The matter was given an expedited hearing and was set to be heard by a jury at the end of May 1986. A few days before the hearing the government sought to amend its defence. A Master gave the government permission to amend its defence which caused the trial to be abandoned. Far from being an expedited hearing, this was followed by series of court cases and appeals, in relation to the manner of trial,[8] and discovery.[9]
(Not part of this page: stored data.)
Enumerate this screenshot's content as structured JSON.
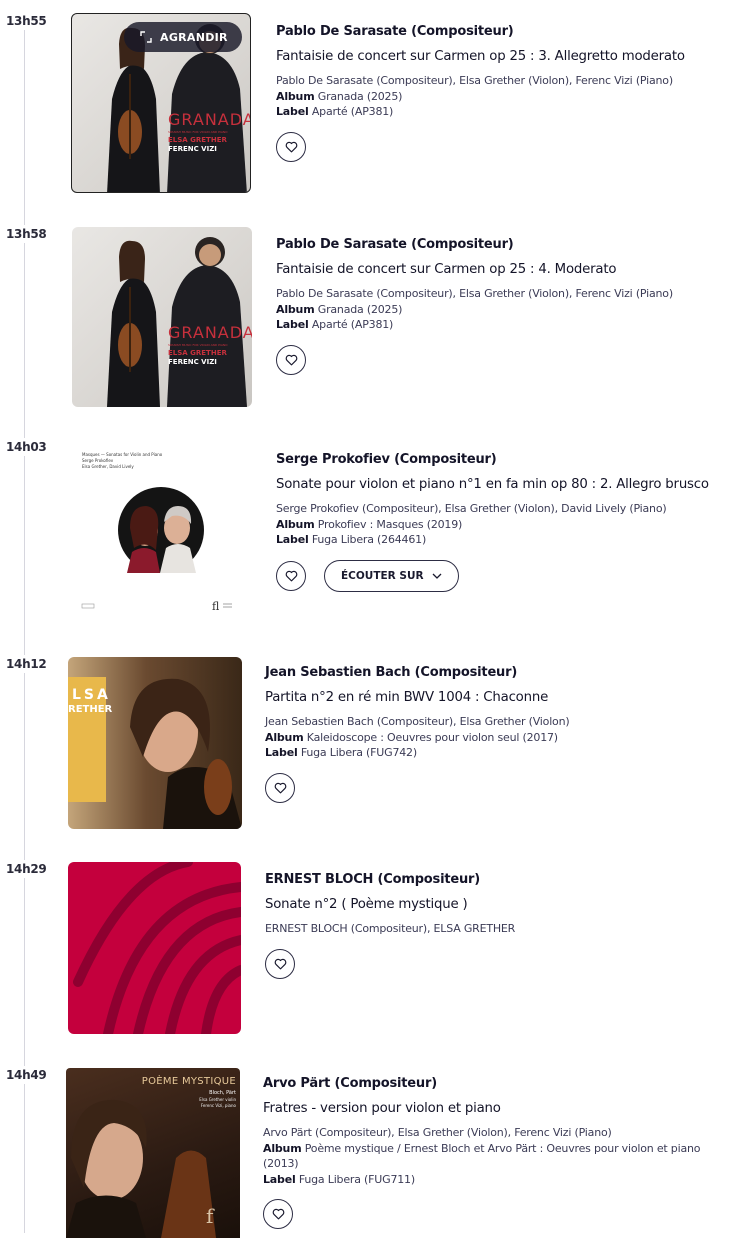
{
  "entries": [
    {
      "time": "13h55",
      "composer": "Pablo De Sarasate (Compositeur)",
      "work": "Fantaisie de concert sur Carmen op 25 : 3. Allegretto moderato",
      "performers": "Pablo De Sarasate (Compositeur), Elsa Grether (Violon), Ferenc Vizi (Piano)",
      "album_label": "Album",
      "album": "Granada (2025)",
      "label_label": "Label",
      "label": "Aparté (AP381)",
      "cover": {
        "title": "GRANADA",
        "subtitle": "SPANISH MUSIC FOR VIOLIN AND PIANO",
        "artist1": "ELSA GRETHER",
        "artist2": "FERENC VIZI"
      },
      "enlarge_label": "AGRANDIR"
    },
    {
      "time": "13h58",
      "composer": "Pablo De Sarasate (Compositeur)",
      "work": "Fantaisie de concert sur Carmen op 25 : 4. Moderato",
      "performers": "Pablo De Sarasate (Compositeur), Elsa Grether (Violon), Ferenc Vizi (Piano)",
      "album_label": "Album",
      "album": "Granada (2025)",
      "label_label": "Label",
      "label": "Aparté (AP381)",
      "cover": {
        "title": "GRANADA",
        "subtitle": "SPANISH MUSIC FOR VIOLIN AND PIANO",
        "artist1": "ELSA GRETHER",
        "artist2": "FERENC VIZI"
      }
    },
    {
      "time": "14h03",
      "composer": "Serge Prokofiev (Compositeur)",
      "work": "Sonate pour violon et piano n°1 en fa min op 80 : 2. Allegro brusco",
      "performers": "Serge Prokofiev (Compositeur), Elsa Grether (Violon), David Lively (Piano)",
      "album_label": "Album",
      "album": "Prokofiev : Masques (2019)",
      "label_label": "Label",
      "label": "Fuga Libera (264461)",
      "listen_label": "ÉCOUTER SUR",
      "cover": {
        "line1": "Masques — Sonatas for Violin and Piano",
        "line2": "Serge Prokofiev",
        "line3": "Elsa Grether, David Lively"
      }
    },
    {
      "time": "14h12",
      "composer": "Jean Sebastien Bach (Compositeur)",
      "work": "Partita n°2 en ré min BWV 1004 : Chaconne",
      "performers": "Jean Sebastien Bach (Compositeur), Elsa Grether (Violon)",
      "album_label": "Album",
      "album": "Kaleidoscope : Oeuvres pour violon seul (2017)",
      "label_label": "Label",
      "label": "Fuga Libera (FUG742)",
      "cover": {
        "name1": "LSA",
        "name2": "RETHER"
      }
    },
    {
      "time": "14h29",
      "composer": "ERNEST BLOCH (Compositeur)",
      "work": "Sonate n°2 ( Poème mystique )",
      "performers": "ERNEST BLOCH (Compositeur), ELSA GRETHER"
    },
    {
      "time": "14h49",
      "composer": "Arvo Pärt (Compositeur)",
      "work": "Fratres - version pour violon et piano",
      "performers": "Arvo Pärt (Compositeur), Elsa Grether (Violon), Ferenc Vizi (Piano)",
      "album_label": "Album",
      "album": "Poème mystique / Ernest Bloch et Arvo Pärt : Oeuvres pour violon et piano (2013)",
      "label_label": "Label",
      "label": "Fuga Libera (FUG711)",
      "cover": {
        "title": "POÈME MYSTIQUE",
        "line1": "Bloch, Pärt",
        "line2": "Elsa Grether violin",
        "line3": "Ferenc Vizi, piano"
      }
    }
  ],
  "colors": {
    "text": "#141428",
    "meta": "#3b3b55",
    "timeline": "#d6d6de",
    "granada_red": "#c6303c",
    "bloch_crimson": "#c4003d",
    "kaleido_yellow": "#e8b84b"
  },
  "icons": {
    "favorite": "heart-outline-icon",
    "enlarge": "expand-icon",
    "dropdown": "chevron-down-icon"
  }
}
In December 1987 O'Bryan J noted that Verwayen was below deck and not performing any combat activity and held that the duty of navigating a naval vessel with reasonable skill was no different during the training exercise to the duty existing at other times at sea such that there was no public policy reason why Verwayen should be prevented from claiming in negligence,[7]: 14 that the Limitation of Actions Act 1958 (Vic)[2] applied, that the waiver of the limitation defence was unilateral and voluntary such that the government could withdraw the waiver.[7]: 31 In relation to the doctrine of estoppel O'Bryan J held that promissory estoppel,[10] did not arise because there was no legal relationship and no consideration and that the only way Verwayen altered his position in reliance on the promise was by incurring legal costs.[7]: 36-7 Despite giving judgement for the government and dismissing Verwayen's claim, O'Bryan J was critical of the government's change of position,[7]: 31 and ordered the government to pay Verwayen's costs.[11]
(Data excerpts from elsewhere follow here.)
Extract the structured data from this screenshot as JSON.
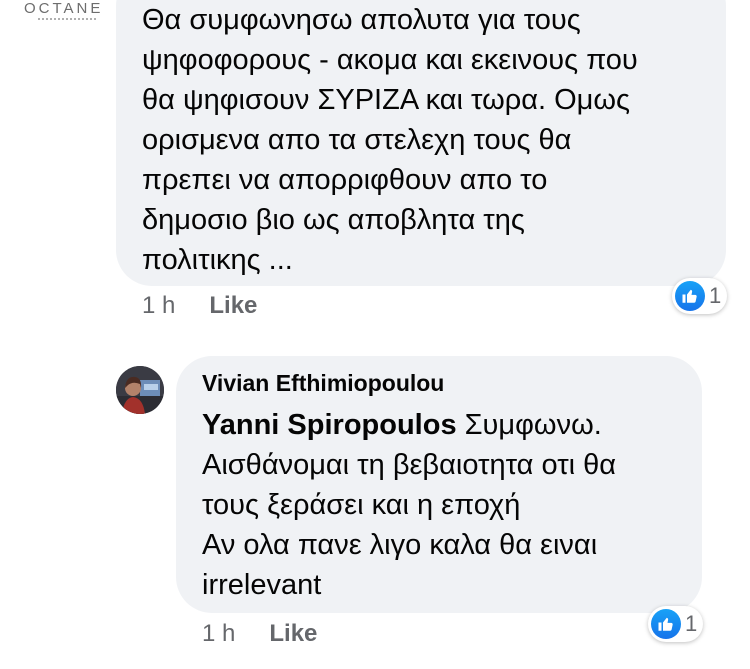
{
  "comment": {
    "avatar": {
      "logo_text": "OCTANE",
      "icon": "company-logo"
    },
    "lines": [
      "Θα συμφωνησω απολυτα για τους",
      "ψηφοφορους - ακομα και εκεινους που",
      "θα ψηφισουν ΣΥΡΙΖΑ και τωρα. Ομως",
      "ορισμενα απο τα στελεχη τους θα",
      "πρεπει να απορριφθουν απο το",
      "δημοσιο βιο ως αποβλητα της",
      "πολιτικης ..."
    ],
    "time": "1 h",
    "like_label": "Like",
    "reaction": {
      "icon": "thumbs-up-icon",
      "count": "1"
    }
  },
  "reply": {
    "author": "Vivian Efthimiopoulou",
    "mention": "Yanni Spiropoulos",
    "first_line_rest": " Συμφωνω.",
    "lines": [
      "Αισθάνομαι τη βεβαιοτητα οτι θα",
      "τους ξεράσει και η εποχή",
      "Αν ολα πανε λιγο καλα θα ειναι",
      "irrelevant"
    ],
    "time": "1 h",
    "like_label": "Like",
    "reaction": {
      "icon": "thumbs-up-icon",
      "count": "1"
    }
  },
  "colors": {
    "bubble_bg": "#f0f2f5",
    "meta_text": "#65676b",
    "like_blue": "#1673ea"
  }
}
Verwayen lodged an appeal to the Full Court. There was a significant change in the law of estoppel two months after the judgment of O'Bryan J, in that the High Court handed down its decision in Waltons Stores (Interstate) Ltd v Maher,[12] where the High Court held that promissory estoppel could constitute a cause of action, where the conduct of the other party was unconscionable.[13] The majority of the Supreme Court, Kaye & Marks JJ, applied the High Court's decision from Walton Stores, holding "In our view, such proofs are met here. There can be little doubt, for example, that the promise by the respondent to admit the claim and not to plead the statute was made deliberately and with the knowledge and intention that the appellant pursue his claim and have his damages assessed. The respondent, we repeat, signed a certificate of readiness and joined more than once in an application by the appellant for a speedy hearing of an assessment of damages." They also held that there was "nothing in the admitted facts to suggest that at the time of collision Voyager was engaged in a military manoeuvre as such or otherwise doing anything which could remotely be described as training for battle." The majority allowed the appeal, which meant that the proceedings had to go to trial on the issues of negligence and damages. King J dissented on the basis that Verwayen could be put in the same position he was in as if the promise had not been made by the Commonwealth paying his legal costs.[14]
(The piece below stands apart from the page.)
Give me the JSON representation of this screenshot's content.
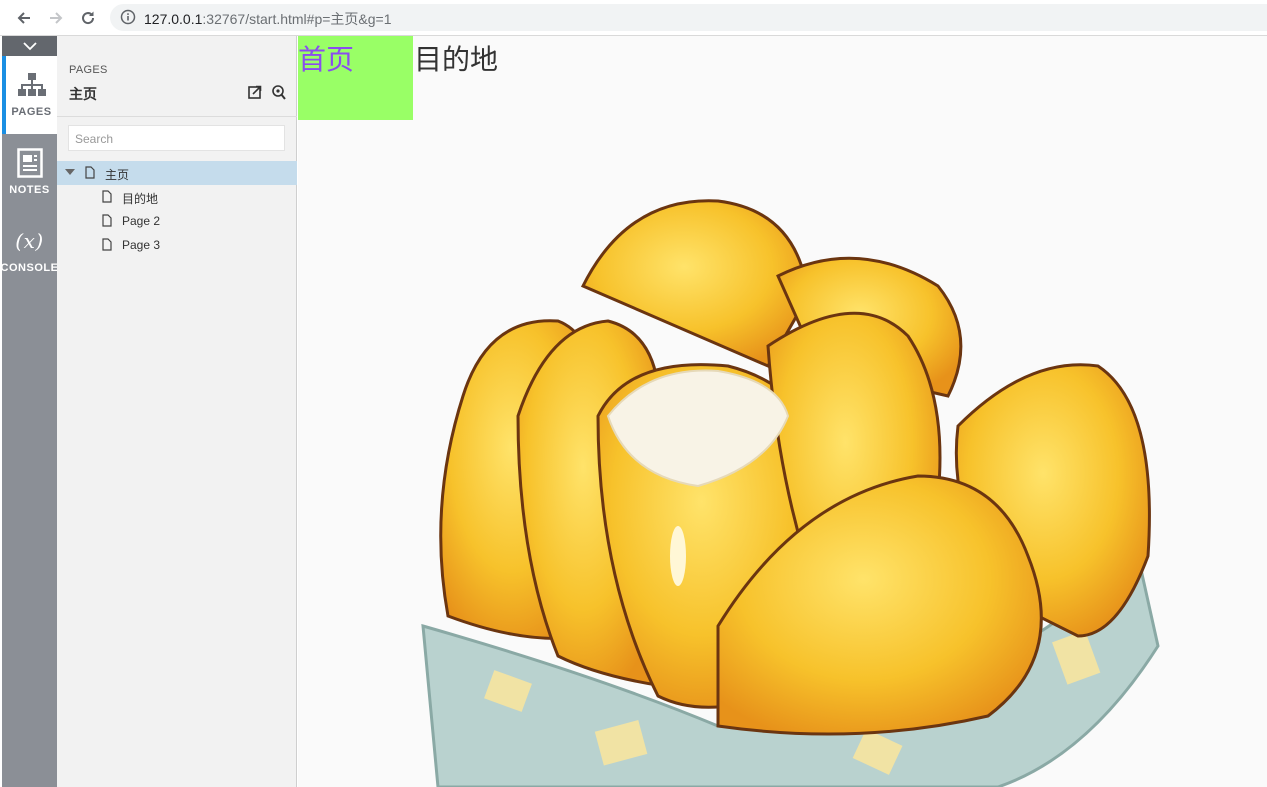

The Commonwealth appealed to the High Court.
Argument
The Commonwealth was represented by Michael Black QC who argued that the detriment suffered by Verwayen was incurring legal costs such that the payment of those costs would put him in the same position as if the promise had not been made. The remedy granted by the Supreme Court was disproportionate to the detriment suffered by Verwayen. The Commonwealth also argued that did not owe a duty of care to Mr Verwayen because at the time of the collision the warships were engaged in naval training exercises simulating combat conditions.[15]
Thomson QC, who had appeared for Verwayen at first instance and on appeal, argued that the Full Court of the Supreme Court had correctly applied the law regarding estoppel and that the Commonwealth had waived the limitations defence.[15]